A woman accused of cruelty to her four-year-old adoptive son was a good mother who did her best, a court heard.
In his closing speech for Michelle McWilliam, Stephen Kay QC said John Smith already had behavioural problems when he arrived at the home of Michelle and Simon McWilliam.
John craved attention and Michelle, he said, was continually asking for help to cope with him.
Mr Kay said John had three "mummies and daddies," his natural parents, foster parents who he had lived with for 17 months and the McWilliams. He was fearful of being moved again.
Michelle, he said, was trying to cope with John and two other children the couple were adopting.
He said: "A supermum was needed to manage these problems."
The prosecution maintains Simon or Michelle abused John while the other did nothing to prevent it.
John Smith died of a brain haemorrhage in 1999.
The McWilliams, of Southwick, said John harmed himself and they deny cruelty.

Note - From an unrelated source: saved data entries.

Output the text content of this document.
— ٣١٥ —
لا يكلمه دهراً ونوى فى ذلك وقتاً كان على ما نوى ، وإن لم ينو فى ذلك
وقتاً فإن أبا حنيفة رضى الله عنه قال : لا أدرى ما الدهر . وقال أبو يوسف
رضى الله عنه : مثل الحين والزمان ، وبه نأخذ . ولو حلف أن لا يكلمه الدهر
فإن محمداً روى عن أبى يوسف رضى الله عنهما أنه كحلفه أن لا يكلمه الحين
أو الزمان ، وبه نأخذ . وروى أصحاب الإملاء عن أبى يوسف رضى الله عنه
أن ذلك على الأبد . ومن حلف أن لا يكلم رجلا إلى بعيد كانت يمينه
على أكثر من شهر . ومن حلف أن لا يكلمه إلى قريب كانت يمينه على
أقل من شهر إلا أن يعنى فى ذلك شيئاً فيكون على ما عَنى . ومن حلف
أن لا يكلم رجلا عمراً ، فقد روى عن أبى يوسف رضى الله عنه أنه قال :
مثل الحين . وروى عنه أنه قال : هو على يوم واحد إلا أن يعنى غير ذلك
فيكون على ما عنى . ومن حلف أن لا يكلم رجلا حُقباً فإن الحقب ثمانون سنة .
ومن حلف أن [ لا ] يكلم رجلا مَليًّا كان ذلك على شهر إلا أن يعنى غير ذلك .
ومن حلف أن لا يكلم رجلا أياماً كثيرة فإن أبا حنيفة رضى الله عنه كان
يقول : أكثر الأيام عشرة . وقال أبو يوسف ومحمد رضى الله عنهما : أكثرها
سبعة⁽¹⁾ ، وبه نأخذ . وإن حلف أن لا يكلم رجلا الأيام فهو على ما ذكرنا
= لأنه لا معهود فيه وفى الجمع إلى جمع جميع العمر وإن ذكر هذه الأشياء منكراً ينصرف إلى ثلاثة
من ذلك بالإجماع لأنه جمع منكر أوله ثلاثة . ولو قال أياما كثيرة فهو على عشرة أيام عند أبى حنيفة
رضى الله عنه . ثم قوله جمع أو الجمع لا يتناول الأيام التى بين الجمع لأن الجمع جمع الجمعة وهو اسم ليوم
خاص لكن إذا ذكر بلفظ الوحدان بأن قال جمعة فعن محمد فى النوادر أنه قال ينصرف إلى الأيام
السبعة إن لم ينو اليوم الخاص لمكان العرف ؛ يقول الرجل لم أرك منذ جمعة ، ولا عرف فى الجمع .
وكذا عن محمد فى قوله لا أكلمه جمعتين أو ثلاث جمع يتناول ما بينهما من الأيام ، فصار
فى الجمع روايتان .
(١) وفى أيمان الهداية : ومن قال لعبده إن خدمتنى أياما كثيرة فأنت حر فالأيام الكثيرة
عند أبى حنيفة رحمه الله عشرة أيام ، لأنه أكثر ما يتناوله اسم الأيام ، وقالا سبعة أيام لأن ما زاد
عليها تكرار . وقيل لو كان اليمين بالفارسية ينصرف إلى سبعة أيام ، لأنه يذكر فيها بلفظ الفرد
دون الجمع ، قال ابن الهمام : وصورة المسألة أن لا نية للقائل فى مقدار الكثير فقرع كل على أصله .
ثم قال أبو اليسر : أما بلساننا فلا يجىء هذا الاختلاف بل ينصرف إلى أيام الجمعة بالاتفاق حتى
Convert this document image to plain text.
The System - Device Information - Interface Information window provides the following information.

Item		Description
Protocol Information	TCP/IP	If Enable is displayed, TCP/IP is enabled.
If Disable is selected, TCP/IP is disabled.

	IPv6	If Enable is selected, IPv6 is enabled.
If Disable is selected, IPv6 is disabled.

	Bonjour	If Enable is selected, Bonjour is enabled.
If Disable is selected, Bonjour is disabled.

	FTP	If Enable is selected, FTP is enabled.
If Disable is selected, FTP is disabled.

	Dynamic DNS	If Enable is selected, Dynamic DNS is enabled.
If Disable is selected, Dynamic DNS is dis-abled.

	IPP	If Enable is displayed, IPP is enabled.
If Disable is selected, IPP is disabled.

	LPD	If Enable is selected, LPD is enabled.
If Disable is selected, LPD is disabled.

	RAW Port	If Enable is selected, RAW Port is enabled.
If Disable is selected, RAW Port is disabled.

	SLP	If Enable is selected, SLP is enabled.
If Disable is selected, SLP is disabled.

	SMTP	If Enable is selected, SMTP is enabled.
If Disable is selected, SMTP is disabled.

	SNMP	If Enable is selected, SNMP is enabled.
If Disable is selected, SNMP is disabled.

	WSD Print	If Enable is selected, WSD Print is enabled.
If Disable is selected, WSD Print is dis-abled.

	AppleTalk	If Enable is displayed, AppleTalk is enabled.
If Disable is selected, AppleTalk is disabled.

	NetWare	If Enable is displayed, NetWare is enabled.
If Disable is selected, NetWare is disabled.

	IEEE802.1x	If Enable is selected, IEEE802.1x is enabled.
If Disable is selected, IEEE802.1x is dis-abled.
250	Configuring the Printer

Mr Kay said witnesses testified how good Michelle was with children.
Unable to have any of their own, the couple decided to adopt. John and a second child came to them in June 1999.
The couple, he said, had been thoroughly assessed and the local authority considered them so successful they allowed the McWilliams to take a third child.
Lord Thomas QC, for Simon McWilliam, was expected to make his closing speech today.